The healer in her quailed at standing back and observing, but that young alchemist whispered to her, listing the poisons this man had hoped to feed to poor unsuspecting Beatrice. He had set out to make the woman his victim. It seemed only fitting he be victimized himself.
She still wouldn’t force feed him the poison he’d created for Beatrice. No one. Literally no one deserved that. But, shutting down his nervous system, making him a victim of alchemy? That didn’t feel all that bad.
Eventually, a solid fifteen mikros in – way over Siobhan’s estimate, she’d have to tweak the formula – Pietro went limp on the ground. She let him lie there another several mikros, making sure he wouldn’t have a miraculous recovery, then walked over and poked him with her foot. When he just lay there, barely moving except for the rise and fall of his breath, she stooped and took his pulse, then lifted his eyelids to examine his pupils. They were fully dilated but responsive. He’d recover.
That determined, she rose to her feet and rubbed her hands clean on her skirt. There was a splash behind her. She turned to watch Beatrice extricate herself from the pond.
Beatrice stopped at the water’s edge and stood there, dripping, shifting her attention between Siobhan and the downed Pietro.
“Is he…?”
“Dead? No. Unless you want to go over and check his vitals?”
Beatrice’s eyes went wide. It was clear the idea hadn’t occurred to her. “No. No. That’s fine. I do not wish him dead.” She patted the bag still hanging from her wrist. “I have my cure. Here,” reaching up she unlooped the thick gold chain from her neck. She walked over to the table Siobhan had mixed the purge on and placed the necklace there. “You now have your rose. I-” she shifted her attention along the pond. “I’ll be going now.”
Siobhan watched the young woman hurrying away, swallowing hard at the clear evidence Beatrice feared her. She looked over at Pietro’s slack form and took a deep breath. If Beatrice’s fear was the cost of buying the woman the time to purge herself of her father’s evil, then that was a price Siobhan was okay with.
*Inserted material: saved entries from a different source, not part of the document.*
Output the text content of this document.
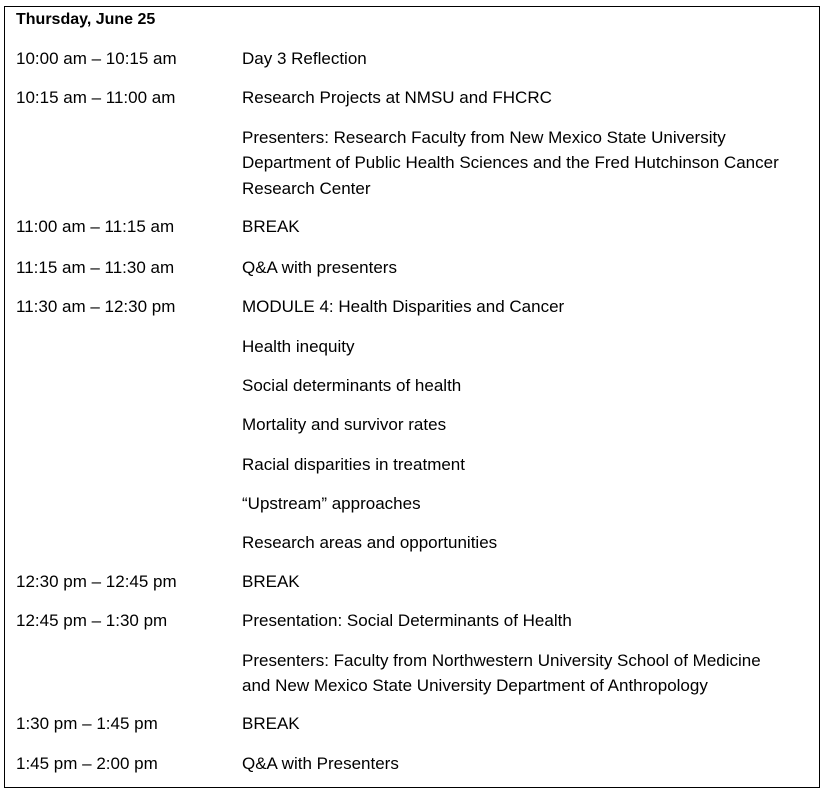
Thursday, June 25
10:00 am – 10:15 am	Day 3 Reflection
10:15 am – 11:00 am	Research Projects at NMSU and FHCRC
Presenters: Research Faculty from New Mexico State University
Department of Public Health Sciences and the Fred Hutchinson Cancer
Research Center
11:00 am – 11:15 am	BREAK
11:15 am – 11:30 am	Q&A with presenters
11:30 am – 12:30 pm	MODULE 4: Health Disparities and Cancer
Health inequity
Social determinants of health
Mortality and survivor rates
Racial disparities in treatment
“Upstream” approaches
Research areas and opportunities
12:30 pm – 12:45 pm	BREAK
12:45 pm – 1:30 pm	Presentation: Social Determinants of Health
Presenters: Faculty from Northwestern University School of Medicine
and New Mexico State University Department of Anthropology
1:30 pm – 1:45 pm	BREAK
1:45 pm – 2:00 pm	Q&A with Presenters
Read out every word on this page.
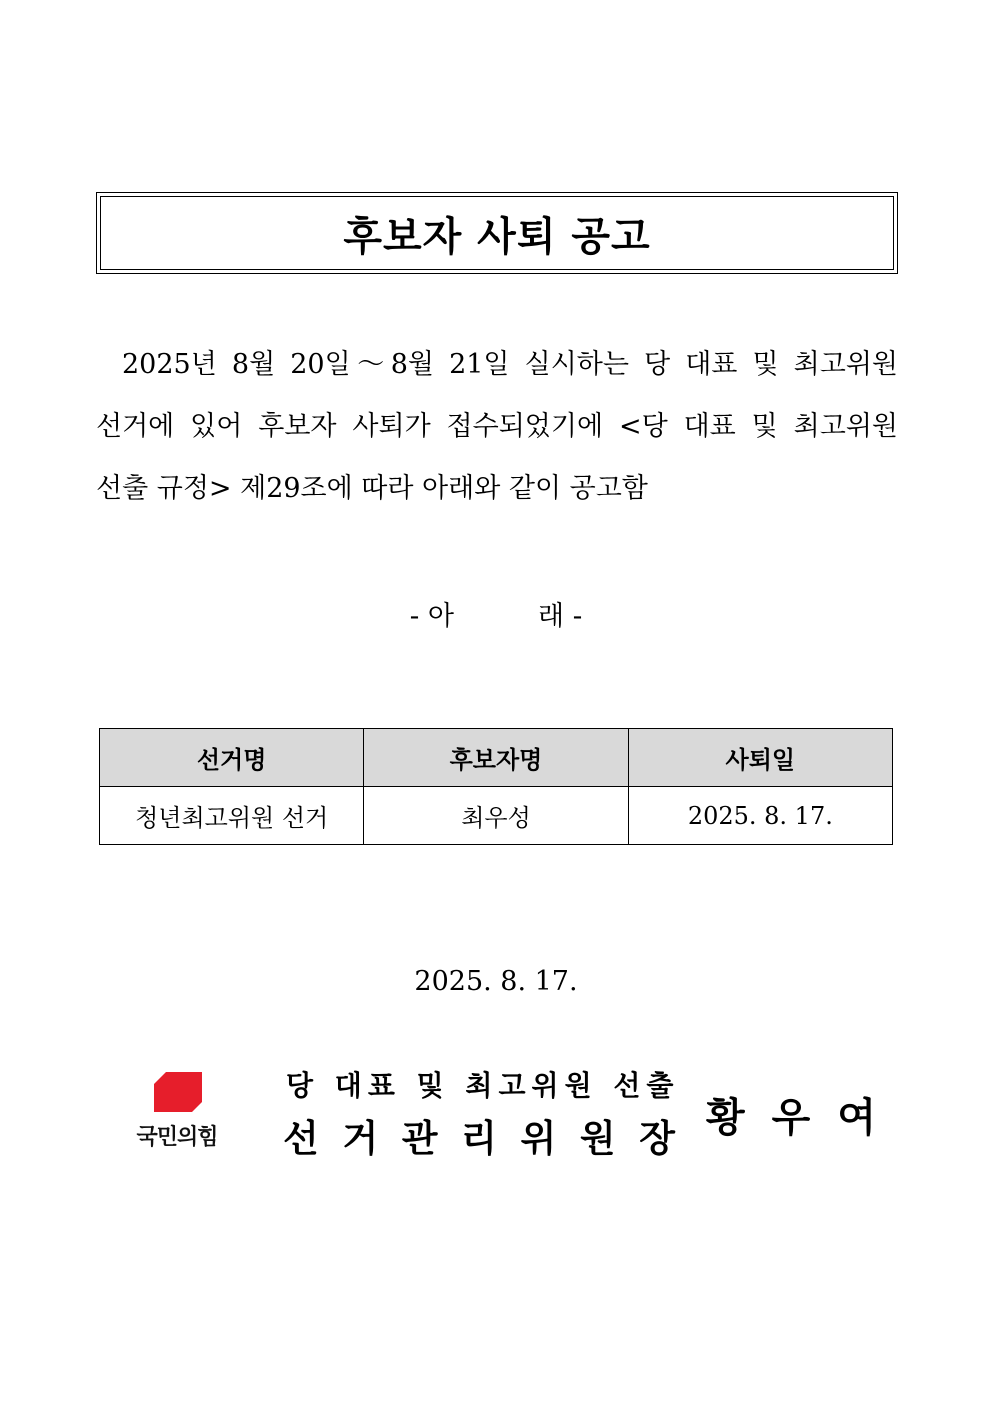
후보자 사퇴 공고
2025년 8월 20일～8월 21일 실시하는 당 대표 및 최고위원
선거에 있어 후보자 사퇴가 접수되었기에 <당 대표 및 최고위원
선출 규정> 제29조에 따라 아래와 같이 공고함
- 아	래 -
선거명	후보자명	사퇴일
청년최고위원 선거	최우성	2025. 8. 17.
2025. 8. 17.
국민의힘
당 대표 및 최고위원 선출
선 거 관 리 위 원 장 황 우 여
“Beatrice?” she raised her voice to carry.
Beatrice stopped. She did not turn. “Yes?”
“Don’t go home. Find an inn or somewhere safe. You don’t want your father to hurt you again.”
Beatrice turned at this and gave Siobhan a soft smile. “He will never hurt me again.”
Siobhan read something in Beatrice’s eyes, a spark of determination. Whether than meant she’d find some place else to go to be safe from her father or if she intended in some other way to insure that safety, Siobhan could not say. Honestly, if she were in Beatrice’s place she wasn’t sure which side she’d fall on that either.
At her “Good luck,” Beatrice raised a hand in parting and then continued walking away.
Siobhan walked over to the table and retrieved the rose, pulling her sleeve down so her skin didn’t come into contact with it just in case. Then she picked up the herb bundles and turned in the direction of the brook and the window beyond. She started to hike her skirts up by habit, then dropped her hand to swing at her side as she walked carefully back through the garden.
She did take a quick detour to collect more houttuynia cordata. Prairie had taken a sword out of The House when rescuing her. Hopefully the house would let her keep the herbs.
She sank back on her heels and looked up a the sky. “I’m not saying I want a reward. But, if you wanted to give me one? It would be rude to say no.”
The House didn’t respond. Not that it ever did. But Siobhan figured it didn’t hurt to be polite.